The novelty, suddenness and scale of the attacks on New York and metropolitan Washington on September 11, 2001, left analysts and commentators scrambling to find a suitable label. Was it just another example of suicide bombing albeit on a colossal scale? But in the past, such bombings had been wrought by individuals wearing a belt of explosives. Such was not the case on that fateful day.

The attacks stood apart from previous terrorist acts because of the use of passenger-laden civilian aircraft as deadly missiles. That’s why 9/11 ended up as a case by itself.

It’s not the first time that history had thrown up an event of such complexity and magnitude that it defied neat categorization. The Iraq War that ensued, as improbably linked as it was to 9/11, offers another example of an indefinable conflict.

Such, too, was the case with the 1978-79 revolutionary movement led by Ayatollah Ruhollah Khomeini that resulted in the overthrow of the Shah in Iran. The Marxists, participating in the popular upsurge, interpreted the phenomenon as an anti-imperialist struggle, which, if successful, would pave the way for a socialist revolution – their ultimate objective. The liberals considered the overthrow of the dictatorial Shah as a step toward establishing a Western-style democracy in Iran. But, as we know now, the Islamic forces within the movement had their own ideas.

In the absence of any religion inspiring political revolution during modern times, activists and analysts lacked historical guidelines to categorize the Iranian upheaval. All agreed, though, it was a revolution, which overthrew the ancien régime root and branch, politically, economically and culturally. Whether the revolutionary transformation has been progressive or regressive remains open to debate to this day.

As for the Iraq War, in a recent speech to the Veterans of Foreign Wars, US President George Bush made comparisons with the Vietnam War and World War II, the latter which ended with the total surrender by Nazi Germany and Imperial Japan.

Bush is wrong in both instances. In the case of Vietnam, the popular regime in North Vietnam was capable of bringing stability and security to its southern counterpart. Eventually, it played that role, and a unified Vietnam emerged as a stable state. Can anyone imagine the fairly peaceful three provinces of Iraqi Kurdistan stabilizing the remaining 15 provinces of Iraq?
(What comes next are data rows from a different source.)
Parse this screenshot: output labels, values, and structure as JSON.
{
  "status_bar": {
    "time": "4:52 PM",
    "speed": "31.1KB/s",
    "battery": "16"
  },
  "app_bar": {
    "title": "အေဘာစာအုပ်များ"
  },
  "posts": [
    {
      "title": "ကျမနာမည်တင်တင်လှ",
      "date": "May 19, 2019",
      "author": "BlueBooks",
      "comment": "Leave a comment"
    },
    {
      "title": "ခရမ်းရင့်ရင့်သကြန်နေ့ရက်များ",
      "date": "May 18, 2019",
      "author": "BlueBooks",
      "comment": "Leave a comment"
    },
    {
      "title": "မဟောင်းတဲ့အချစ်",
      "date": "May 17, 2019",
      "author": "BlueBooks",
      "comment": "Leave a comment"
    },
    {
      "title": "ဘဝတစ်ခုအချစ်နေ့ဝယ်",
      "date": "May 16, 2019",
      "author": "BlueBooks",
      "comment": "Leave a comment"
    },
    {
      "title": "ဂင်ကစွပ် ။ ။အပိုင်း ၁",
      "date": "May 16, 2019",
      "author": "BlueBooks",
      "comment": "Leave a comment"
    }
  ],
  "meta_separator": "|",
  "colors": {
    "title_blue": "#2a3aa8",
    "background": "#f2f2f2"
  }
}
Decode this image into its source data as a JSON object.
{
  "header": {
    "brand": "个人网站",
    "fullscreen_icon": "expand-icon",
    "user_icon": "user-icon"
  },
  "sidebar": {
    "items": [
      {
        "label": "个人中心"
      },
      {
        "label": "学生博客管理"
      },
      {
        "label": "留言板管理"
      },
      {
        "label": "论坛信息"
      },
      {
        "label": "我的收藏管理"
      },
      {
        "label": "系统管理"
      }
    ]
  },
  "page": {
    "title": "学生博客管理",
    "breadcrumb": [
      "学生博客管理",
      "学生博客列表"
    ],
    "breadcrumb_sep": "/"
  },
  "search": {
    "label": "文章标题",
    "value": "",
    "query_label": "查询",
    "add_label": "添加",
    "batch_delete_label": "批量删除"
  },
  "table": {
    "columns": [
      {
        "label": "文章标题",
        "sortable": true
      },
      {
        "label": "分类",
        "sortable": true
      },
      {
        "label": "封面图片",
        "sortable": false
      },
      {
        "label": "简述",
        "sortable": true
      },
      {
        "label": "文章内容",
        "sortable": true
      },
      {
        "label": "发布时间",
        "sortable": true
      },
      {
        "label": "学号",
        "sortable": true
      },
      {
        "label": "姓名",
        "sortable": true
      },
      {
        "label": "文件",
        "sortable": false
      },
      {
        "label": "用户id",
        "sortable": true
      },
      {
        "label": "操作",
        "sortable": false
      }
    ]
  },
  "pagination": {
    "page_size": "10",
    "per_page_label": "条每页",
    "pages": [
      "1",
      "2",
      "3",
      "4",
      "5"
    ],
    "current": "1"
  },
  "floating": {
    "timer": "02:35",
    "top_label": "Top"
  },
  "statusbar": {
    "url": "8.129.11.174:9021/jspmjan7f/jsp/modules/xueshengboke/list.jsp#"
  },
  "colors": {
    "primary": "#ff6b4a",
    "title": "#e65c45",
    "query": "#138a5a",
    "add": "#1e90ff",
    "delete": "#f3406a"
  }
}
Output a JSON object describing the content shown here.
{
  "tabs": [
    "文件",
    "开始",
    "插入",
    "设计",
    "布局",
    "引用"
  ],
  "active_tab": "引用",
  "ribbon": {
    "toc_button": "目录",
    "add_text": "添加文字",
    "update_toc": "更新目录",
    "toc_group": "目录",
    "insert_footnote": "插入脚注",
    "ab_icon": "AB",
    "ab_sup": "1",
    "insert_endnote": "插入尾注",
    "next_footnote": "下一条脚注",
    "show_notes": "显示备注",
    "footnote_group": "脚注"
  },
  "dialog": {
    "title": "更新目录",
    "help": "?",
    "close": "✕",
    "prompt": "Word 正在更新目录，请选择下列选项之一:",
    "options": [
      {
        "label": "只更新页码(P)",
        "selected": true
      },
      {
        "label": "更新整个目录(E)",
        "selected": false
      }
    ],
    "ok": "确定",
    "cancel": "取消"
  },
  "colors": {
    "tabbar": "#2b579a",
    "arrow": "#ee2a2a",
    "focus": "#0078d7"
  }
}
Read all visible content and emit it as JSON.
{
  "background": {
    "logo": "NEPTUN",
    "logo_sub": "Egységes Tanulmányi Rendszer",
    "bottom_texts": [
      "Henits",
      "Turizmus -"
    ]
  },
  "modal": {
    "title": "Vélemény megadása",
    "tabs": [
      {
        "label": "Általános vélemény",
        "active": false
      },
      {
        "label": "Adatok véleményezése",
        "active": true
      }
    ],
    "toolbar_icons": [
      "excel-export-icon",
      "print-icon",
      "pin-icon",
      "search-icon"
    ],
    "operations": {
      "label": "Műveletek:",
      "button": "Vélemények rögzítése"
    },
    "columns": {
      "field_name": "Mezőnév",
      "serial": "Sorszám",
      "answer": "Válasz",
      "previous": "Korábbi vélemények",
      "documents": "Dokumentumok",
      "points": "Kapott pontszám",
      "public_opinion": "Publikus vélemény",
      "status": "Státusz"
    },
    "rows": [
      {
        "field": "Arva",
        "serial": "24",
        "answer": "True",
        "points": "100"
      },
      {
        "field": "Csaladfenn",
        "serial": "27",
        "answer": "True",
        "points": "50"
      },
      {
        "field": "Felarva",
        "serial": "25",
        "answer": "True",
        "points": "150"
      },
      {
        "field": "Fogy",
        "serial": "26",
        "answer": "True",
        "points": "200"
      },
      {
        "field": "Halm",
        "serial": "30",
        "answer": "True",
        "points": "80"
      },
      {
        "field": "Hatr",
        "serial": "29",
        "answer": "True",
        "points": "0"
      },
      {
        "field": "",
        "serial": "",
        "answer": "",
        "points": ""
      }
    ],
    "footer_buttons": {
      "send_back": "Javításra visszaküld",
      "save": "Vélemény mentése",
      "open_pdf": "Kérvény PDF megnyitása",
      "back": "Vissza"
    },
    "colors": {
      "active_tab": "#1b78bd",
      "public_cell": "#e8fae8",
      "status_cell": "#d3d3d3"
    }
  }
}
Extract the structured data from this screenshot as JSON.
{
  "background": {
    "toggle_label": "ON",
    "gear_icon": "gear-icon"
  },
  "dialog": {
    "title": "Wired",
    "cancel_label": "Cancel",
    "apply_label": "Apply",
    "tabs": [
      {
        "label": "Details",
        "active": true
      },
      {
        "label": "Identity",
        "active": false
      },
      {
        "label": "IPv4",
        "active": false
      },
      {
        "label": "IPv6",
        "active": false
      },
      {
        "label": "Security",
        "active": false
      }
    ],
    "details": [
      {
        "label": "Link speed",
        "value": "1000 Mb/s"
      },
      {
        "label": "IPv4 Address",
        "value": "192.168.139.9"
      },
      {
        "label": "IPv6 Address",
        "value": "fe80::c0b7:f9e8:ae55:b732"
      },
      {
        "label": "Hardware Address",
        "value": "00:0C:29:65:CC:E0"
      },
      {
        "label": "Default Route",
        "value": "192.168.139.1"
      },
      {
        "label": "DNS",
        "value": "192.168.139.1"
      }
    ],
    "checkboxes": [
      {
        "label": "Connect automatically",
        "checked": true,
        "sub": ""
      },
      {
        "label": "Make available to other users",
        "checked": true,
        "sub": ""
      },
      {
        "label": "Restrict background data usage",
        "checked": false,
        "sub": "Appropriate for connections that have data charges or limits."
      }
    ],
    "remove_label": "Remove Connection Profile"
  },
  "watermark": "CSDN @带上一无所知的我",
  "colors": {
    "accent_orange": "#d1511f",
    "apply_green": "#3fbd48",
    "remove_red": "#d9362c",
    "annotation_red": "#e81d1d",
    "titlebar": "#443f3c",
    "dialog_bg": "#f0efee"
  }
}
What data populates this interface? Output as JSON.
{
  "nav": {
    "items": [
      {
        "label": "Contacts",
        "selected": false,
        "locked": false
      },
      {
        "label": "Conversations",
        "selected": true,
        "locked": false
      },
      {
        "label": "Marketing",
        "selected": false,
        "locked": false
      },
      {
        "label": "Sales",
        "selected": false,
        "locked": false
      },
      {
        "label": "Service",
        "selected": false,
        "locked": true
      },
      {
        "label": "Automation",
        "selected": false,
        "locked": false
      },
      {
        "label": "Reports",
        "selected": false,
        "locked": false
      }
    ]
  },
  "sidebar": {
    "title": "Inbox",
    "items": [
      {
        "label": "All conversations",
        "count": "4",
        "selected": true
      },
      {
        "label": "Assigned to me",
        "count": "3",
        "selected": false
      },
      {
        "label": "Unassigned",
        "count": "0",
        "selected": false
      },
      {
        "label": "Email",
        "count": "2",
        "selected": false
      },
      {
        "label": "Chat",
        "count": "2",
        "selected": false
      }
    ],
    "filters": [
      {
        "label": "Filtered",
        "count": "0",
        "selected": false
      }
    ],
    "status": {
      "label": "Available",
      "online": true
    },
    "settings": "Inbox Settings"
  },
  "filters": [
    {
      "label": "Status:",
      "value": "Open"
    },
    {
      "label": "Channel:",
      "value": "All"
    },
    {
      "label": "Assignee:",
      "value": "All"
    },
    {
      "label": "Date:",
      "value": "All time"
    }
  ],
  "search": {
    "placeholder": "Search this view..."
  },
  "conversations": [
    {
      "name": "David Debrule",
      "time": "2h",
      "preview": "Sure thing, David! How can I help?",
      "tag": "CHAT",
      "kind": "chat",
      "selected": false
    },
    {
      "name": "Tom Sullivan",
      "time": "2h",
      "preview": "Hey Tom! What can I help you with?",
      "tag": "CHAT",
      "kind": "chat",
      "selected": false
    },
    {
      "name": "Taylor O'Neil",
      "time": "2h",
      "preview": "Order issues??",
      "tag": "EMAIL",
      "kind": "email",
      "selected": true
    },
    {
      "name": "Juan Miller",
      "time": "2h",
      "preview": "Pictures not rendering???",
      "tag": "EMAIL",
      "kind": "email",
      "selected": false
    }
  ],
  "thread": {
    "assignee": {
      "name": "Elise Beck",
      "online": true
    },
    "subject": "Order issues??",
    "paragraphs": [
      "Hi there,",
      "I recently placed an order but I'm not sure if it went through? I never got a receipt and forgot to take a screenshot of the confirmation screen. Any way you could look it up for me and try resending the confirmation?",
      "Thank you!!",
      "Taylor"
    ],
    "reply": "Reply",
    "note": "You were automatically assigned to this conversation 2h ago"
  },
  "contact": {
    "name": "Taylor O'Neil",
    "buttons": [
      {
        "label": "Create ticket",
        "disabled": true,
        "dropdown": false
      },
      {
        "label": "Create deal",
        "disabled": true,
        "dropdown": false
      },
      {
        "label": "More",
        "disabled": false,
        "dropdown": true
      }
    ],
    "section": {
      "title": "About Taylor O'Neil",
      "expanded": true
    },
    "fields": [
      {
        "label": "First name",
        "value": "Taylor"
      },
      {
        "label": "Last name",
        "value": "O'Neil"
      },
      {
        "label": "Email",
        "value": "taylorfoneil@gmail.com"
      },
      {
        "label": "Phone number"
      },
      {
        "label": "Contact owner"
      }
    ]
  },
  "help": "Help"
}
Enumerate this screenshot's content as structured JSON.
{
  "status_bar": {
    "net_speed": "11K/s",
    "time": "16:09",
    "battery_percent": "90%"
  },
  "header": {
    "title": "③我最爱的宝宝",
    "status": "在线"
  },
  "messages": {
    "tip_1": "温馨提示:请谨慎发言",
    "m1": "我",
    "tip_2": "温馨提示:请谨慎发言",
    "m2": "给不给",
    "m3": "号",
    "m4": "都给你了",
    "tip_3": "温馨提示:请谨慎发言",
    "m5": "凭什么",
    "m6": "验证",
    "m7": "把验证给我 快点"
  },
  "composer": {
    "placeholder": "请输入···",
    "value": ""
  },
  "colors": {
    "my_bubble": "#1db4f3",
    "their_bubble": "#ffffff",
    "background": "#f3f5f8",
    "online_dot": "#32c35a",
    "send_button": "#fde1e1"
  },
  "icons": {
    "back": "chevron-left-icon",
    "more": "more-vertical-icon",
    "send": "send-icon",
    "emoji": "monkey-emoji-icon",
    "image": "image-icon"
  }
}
Overall, tension was mild between the majority Buddhist and minority Catholic Vietnamese in South Vietnam, despite the fact that, first, France and then the US favored the Catholics. Such a relationship was in stark contrast to the centuries-old animosity between Sunni and Shiite Arabs in Iraq.

Bush’s assertion that democracy will ultimately establish itself in Iraq as it did in Imperial Japan after the Second World War is equally irrelevant.

Imperial Japan formalized its defeat in August 1945 with an unconditional surrender. But Emperor Hirohito retained his title and power, and fully cooperated with the occupying US forces. Since Japan’s administrative machinery was intact and Japanese remained reverent to their emperor, the change-over to democracy was fairly smooth.

By contrast, President Saddam Hussein did not sign an instrument of total surrender. He went underground. Invading American troops dissolved the state’s administrative machinery, disbanding the army and police.

Therefore any parallel between Iraq of 2003 with Imperial Japan of 1945 is fanciful. Equally fanciful was Bush’s reference to the US reshaping Japan and Nazi Germany into reliable and responsible democratic allies.

Unlike pre-2003 Iraq, Germany in the early 1930s had a history of democracy: Adolf Hitler came to power in 1933 through elections, not a coup.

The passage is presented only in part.